One of Sweet Home’s women living on the street needs a shot twice a month, McKee said. Because she has mental issues, she cannot even remember that she needs the shot. When she does remember or is reminded, she’s not allowed to use the bus system because she cannot take all of her stuff with her on the bus.

Recently, the woman was in luck when the Salvation Army was out with McKee and his group. The Salvation Army had a van and took her to Albany to get her shot.

That’s the kind of work the street outreach team is trying to do, McKee said. The group reaches out to individuals who don’t trust resource providers everywhere from the old City Hall and downtown to the parks. The group tries to address the immediate needs, with water, socks and substantive food the homeless can use, and then a connection to resources that can help the homeless.

“The thing that strikes me, this is such a small population we’re talking about,” Nilan said of Sweet Home. “It’s a manageable size. It just behooves the community to make life work for people instead of making life hell for people.”

Rather, get them to become productive and reach a point of sustainability, McKee added.

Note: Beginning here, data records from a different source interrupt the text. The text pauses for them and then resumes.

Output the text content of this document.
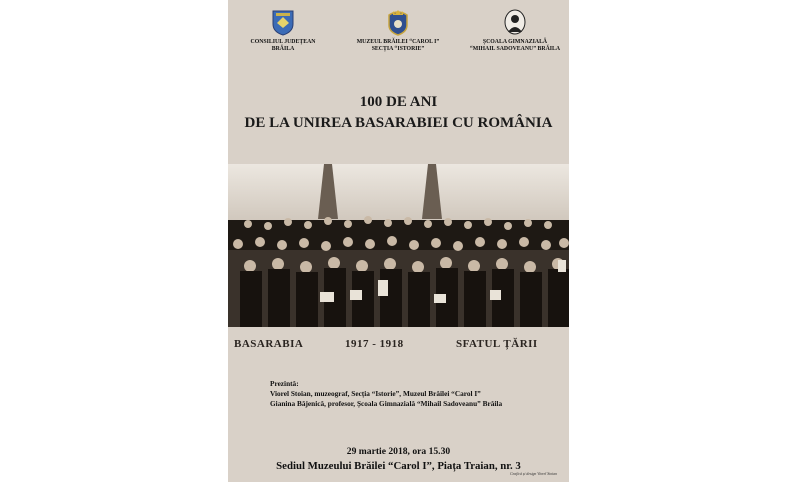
CONSILIUL JUDEȚEAN
BRĂILA
MUZEUL BRĂILEI “CAROL I”
SECȚIA “ISTORIE”
ȘCOALA GIMNAZIALĂ
“MIHAIL SADOVEANU” BRĂILA
100 DE ANI
DE LA UNIREA BASARABIEI CU ROMÂNIA
BASARABIA	1917 - 1918	SFATUL ȚĂRII
Prezintă:
Viorel Stoian, muzeograf, Secția “Istorie”, Muzeul Brăilei “Carol I”
Gianina Bâjenică, profesor, Școala Gimnazială “Mihail Sadoveanu” Brăila
29 martie 2018, ora 15.30
Sediul Muzeului Brăilei “Carol I”, Piața Traian, nr. 3
Grafică și design Viorel Stoian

At that point, they no longer want to be downtown, wet and begging, or going to the soup kitchen.

“I’m a better person because my neighbors are stronger,” McKee said. When his example homeless woman is able to get her medication, Sweet Home is that much better for the next couple of weeks.

“Nobody chooses to be homeless,” he said.

“The things people forget, nobody grows up and wants to be homeless,” Nilan said, but a lot of the seeds are planted while children are in school.

As a school district, Sweet Home goes above and beyond to help prevent that with its district homeless liaison, clothing program and food pack program, McKee said.

It goes beyond that, Nilan said noting that a homeless pregnant woman was being “harassed” recently for being in a park.

The police issued her a citation in September in Sankey Park after the outreach group made contact with her, Nilan said. She doesn’t know the circumstances of the woman’s life, but “if you value life, you’ll value the life of that baby. If you don’t take care of prenatal and afterbirth, as babies, we are again planting the seeds for dysfunction.”

McKee said he hasn’t seen or heard from her since then.

In Sweet Home, there isn’t shelter, nor a daytime drop-in center, available for male adults or male children who are too old, McKee said, adding that one of his first times homeless was as a child.

His mother was a victim of domestic abuse, but he couldn’t go to the Hope Center with her. She had a choice, to be on the street with all of her children or to take his brother and sister to the Hope Center with her, leaving McKee on the street.

“You’re in survival mode,” McKee said. “You’re worried about your homeless 12-year-old, just to check in. That’s the reality of homelessness in Sweet Home.”

It’s a perpetual cycle, he said.

Sweet Home could find solutions, he said. Sweet Home has an empty rehabilitation center, the old Avamere Twin Oaks building, which was used for people recovering from physical injuries and illnesses.

“It seems simple that if you just give them someplace to go,” Byrd said, it helps the downtown business community. It can make the homeless more productive and connect them to resources they need to eventually live sustainably.

In other communities with daytime drop-in centers, they hang out there during the day, McKee said, but the problem is large in other communities. Corvallis has 60 beds in a homeless shelter while the last point-in-time count showed 267 homeless persons.

“There’s mental illness,” Nilan said. “There’s health issues. There’s economics. The community should be responsible for having ways to help people (or prevent homelessness in the first place).”

“Stop viewing it as us-versus-them,” McKee said. He suggested caring about the homeless the same way the community cares about those who are suddenly tragically ill or injured, when the community comes together and raises thousands of dollars for an individual and family.

Why not go to the same extent to support the homeless, Byrd asked. “Why don’t we see them as part of us?”